Ground-truth-calibrated onshore and offshore subsurface infrastructure image from deep-learning-based 3D inversion of magnetic data

In this study, we demonstrate the application of deep-learning-based 3D inversion of magnetic data to image subsurface infrastructure. We highlight results from two case studies: an onshore survey at Texas A&M University's Rellis Campus site and an offshore survey in the northern Gulf of Mexico (GOM), off the coast of Louisiana. The onshore case utilized drone-acquired magnetic data to map buried utilities before construction. The offshore case employed a boat-towed magnetometer approximately 3.5 m above the seafloor to locate oil well conductors disrupted by Hurricane Ivan in 2004 and presently buried under 35 to 45 m of sediment. The inversion results at the Rellis site were validated against excavation data, revealing strong agreement in target location and depth (within 17 cm).

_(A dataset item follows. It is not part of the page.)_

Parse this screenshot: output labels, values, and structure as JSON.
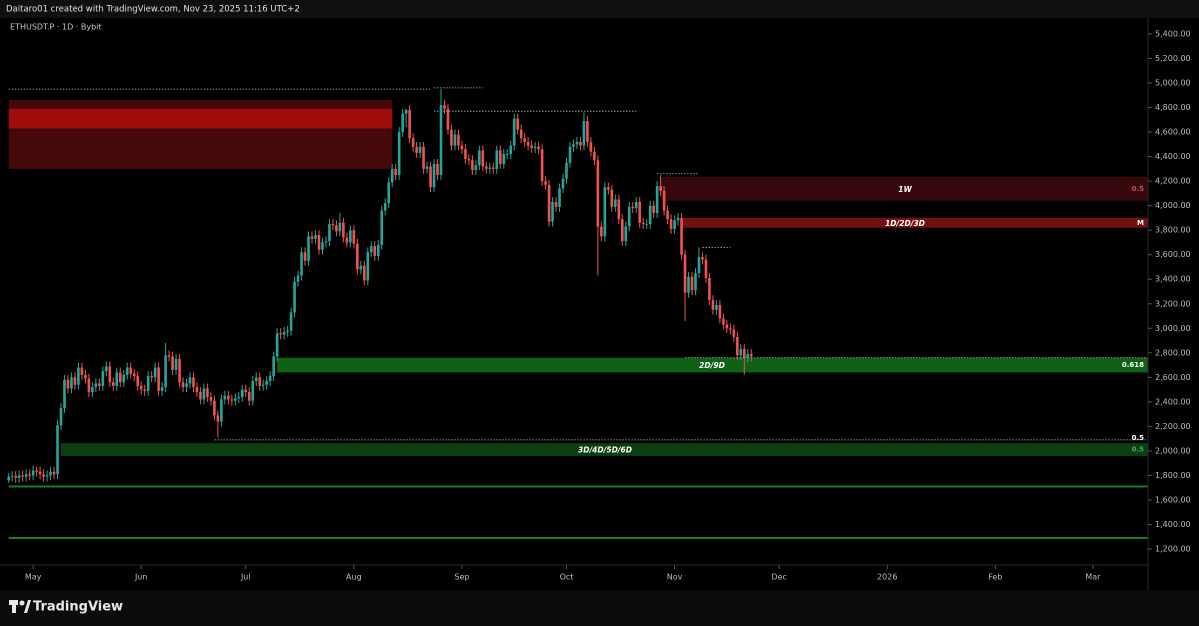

In the GOM survey, the artificial intelligence (AI)-driven inversion successfully extended conductor imaging beyond the limits of acoustic methods, providing critical information on conductor geometry near the well conductor bay. This work highlights the effectiveness of AI-driven inversion techniques in enhancing subsurface imaging, offering cost-effective and scalable solutions for applications in utility mapping, environmental monitoring, and hazard assessment. The results demonstrate that AI-based workflows can be adapted to various geophysical settings, providing new opportunities for high-resolution imaging of complex subsurface features in onshore and offshore environments.